Growth, ionic homeostasis, and physiological responses of cotton under different salt and alkali stresses

To better understand the mechanism of salt tolerance, we analyzed cotton growth and the ionomes in different tissues under different types of salt–alkali stress. Cotton was exposed to the soil salt and alkali stresses, NaCl, Na(2)SO(4), and Na(2)CO(3) + NaHCO(3), in a pot study. Salt and alkali stress significantly inhibited cotton growth, significantly reduced root length, surface area, and volume, and significantly increased relative electrical conductivity (REC) and malondialdehyde (MDA) content but also significantly increased antioxidant enzyme activities, and proline (Pro) content. The REC in leaves was higher under salt stress than under alkali stress, but the effects on Pro were in the order Na(2)CO(3) + NaHCO(3) > NaCl > Na(2)SO(4). Principal component analysis showed a significant difference in ion composition under the different types of salt–alkali stress. Under the three types of salt–alkali stress, concentrations of Na and Mo increased significantly in different organs of cotton plants.

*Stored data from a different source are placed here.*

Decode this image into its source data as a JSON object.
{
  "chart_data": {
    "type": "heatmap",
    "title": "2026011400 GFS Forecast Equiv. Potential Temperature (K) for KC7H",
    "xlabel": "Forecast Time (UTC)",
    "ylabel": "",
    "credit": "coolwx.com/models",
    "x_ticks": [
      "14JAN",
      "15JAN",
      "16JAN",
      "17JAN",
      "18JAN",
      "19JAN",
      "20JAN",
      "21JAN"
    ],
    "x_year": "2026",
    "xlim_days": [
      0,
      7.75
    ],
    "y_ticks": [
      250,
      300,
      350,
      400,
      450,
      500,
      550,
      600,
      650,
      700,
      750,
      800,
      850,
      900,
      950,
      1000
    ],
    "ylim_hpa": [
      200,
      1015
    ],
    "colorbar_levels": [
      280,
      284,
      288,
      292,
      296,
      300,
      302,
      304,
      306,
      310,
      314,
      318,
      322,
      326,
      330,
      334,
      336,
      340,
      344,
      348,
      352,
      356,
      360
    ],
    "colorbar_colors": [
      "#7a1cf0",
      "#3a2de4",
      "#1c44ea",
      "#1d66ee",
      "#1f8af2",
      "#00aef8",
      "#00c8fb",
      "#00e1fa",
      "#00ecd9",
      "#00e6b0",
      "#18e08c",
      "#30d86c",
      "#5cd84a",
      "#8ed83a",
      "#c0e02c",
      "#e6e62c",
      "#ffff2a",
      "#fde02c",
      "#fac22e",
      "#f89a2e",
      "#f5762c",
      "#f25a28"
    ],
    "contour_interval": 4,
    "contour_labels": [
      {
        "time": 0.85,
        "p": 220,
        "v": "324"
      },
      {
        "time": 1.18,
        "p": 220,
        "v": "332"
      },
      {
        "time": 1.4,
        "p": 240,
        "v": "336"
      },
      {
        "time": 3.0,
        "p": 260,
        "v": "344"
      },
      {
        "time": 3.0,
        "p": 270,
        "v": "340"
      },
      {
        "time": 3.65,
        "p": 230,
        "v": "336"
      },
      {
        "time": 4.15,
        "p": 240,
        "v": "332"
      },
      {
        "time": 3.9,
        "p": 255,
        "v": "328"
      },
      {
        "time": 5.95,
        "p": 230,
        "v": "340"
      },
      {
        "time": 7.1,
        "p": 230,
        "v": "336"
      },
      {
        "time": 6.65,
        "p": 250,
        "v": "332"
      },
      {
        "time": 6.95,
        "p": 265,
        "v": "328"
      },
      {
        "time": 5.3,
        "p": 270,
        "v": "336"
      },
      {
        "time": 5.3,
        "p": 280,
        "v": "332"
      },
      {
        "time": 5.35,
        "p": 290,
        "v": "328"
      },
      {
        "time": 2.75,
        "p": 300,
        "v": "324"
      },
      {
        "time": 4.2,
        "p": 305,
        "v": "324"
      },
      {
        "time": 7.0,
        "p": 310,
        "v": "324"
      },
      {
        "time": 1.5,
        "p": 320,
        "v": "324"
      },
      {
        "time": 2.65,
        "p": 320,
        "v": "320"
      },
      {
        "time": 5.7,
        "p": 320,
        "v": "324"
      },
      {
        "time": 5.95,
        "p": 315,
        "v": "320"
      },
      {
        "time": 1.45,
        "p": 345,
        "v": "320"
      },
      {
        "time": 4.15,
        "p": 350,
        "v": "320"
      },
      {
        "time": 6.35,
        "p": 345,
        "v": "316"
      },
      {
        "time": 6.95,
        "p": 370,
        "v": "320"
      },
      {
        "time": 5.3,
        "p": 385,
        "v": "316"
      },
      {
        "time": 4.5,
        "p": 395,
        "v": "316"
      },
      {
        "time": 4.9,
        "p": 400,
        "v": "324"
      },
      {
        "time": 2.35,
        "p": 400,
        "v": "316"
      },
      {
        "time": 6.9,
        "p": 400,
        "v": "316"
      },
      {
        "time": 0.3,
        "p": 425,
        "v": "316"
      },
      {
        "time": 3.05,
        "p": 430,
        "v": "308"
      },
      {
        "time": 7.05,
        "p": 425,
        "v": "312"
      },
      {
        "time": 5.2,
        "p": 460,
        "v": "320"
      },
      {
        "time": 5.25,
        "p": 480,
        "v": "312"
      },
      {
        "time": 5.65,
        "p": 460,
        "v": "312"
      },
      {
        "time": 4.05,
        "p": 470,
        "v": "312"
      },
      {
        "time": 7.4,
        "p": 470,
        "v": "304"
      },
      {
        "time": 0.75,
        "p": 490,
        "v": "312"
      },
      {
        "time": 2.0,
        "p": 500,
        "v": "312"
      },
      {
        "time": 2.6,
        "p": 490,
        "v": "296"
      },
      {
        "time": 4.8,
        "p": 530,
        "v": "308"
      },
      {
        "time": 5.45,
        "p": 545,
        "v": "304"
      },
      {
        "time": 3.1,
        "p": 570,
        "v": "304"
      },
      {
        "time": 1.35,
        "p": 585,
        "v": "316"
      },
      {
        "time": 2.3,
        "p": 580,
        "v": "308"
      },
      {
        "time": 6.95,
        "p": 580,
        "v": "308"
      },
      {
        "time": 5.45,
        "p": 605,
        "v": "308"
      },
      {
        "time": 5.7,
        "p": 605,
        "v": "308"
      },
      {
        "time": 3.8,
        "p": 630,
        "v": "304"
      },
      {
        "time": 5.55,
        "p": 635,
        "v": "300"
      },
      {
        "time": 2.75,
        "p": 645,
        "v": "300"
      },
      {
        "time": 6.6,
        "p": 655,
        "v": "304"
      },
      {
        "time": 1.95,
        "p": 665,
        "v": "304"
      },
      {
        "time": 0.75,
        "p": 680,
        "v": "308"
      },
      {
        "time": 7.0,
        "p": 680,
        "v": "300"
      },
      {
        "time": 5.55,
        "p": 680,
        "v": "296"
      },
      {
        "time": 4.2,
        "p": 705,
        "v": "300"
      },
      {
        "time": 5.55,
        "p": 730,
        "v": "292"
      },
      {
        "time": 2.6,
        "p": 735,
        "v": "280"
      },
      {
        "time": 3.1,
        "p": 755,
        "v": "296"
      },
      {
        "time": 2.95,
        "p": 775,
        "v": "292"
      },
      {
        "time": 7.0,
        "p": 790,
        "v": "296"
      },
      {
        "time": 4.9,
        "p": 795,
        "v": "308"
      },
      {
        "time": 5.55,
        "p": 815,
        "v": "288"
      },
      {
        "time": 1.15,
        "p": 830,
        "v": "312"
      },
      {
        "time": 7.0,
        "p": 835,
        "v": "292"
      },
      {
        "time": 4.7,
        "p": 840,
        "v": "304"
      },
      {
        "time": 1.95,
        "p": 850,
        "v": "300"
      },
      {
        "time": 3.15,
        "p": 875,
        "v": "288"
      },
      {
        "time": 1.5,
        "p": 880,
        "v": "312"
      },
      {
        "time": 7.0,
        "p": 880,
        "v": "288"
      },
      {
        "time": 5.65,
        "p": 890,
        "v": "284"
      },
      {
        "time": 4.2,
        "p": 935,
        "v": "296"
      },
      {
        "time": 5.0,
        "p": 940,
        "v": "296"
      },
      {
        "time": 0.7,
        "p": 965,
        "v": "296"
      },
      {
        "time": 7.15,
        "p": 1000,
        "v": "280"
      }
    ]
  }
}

Under NaCl stress, the absorption of Ca was inhibited, the transport capacity of P, Mg, and Cu was reduced, and the ion balance was maintained by promoting the uptake and transport of Zn, Mn, Al, and Mo. Under Na(2)SO(4) stress, the absorption of P and Ca was inhibited, the transport capacity of Mg, B, and Cu was reduced, and the ion balance was maintained by promoting the uptake and transport of S, Zn, Fe, Mo, Al, and Co. Under Na(2)CO(3) + NaHCO(3) stress, the absorption of P and S was inhibited, the transport capacity of Mg and B was reduced, but that of Al and Fe increased, and the ion balance was maintained by promoting the uptake and transport of Mn, Mo, Ni, and Co. The relative expression of GhSOS1 and GhNHX1 in leaves increased significantly under salt stress but decreased under alkali stress. These results suggest that cotton is well-adapted to salt–alkali stress via the antioxidant enzyme system, adjustment of osmotic substances, and reconstruction of ionic equilibrium; neutral salt stress primarily disrupts the ion balance, whereas alkali stress decreases the ability to regulate Na and inhibits the absorption of mineral elements, as well as disrupts the ion balance; and the changes in the expression of salt tolerance-related genes may partially explain the accumulation of Na ions in cotton under salt–alkali stress.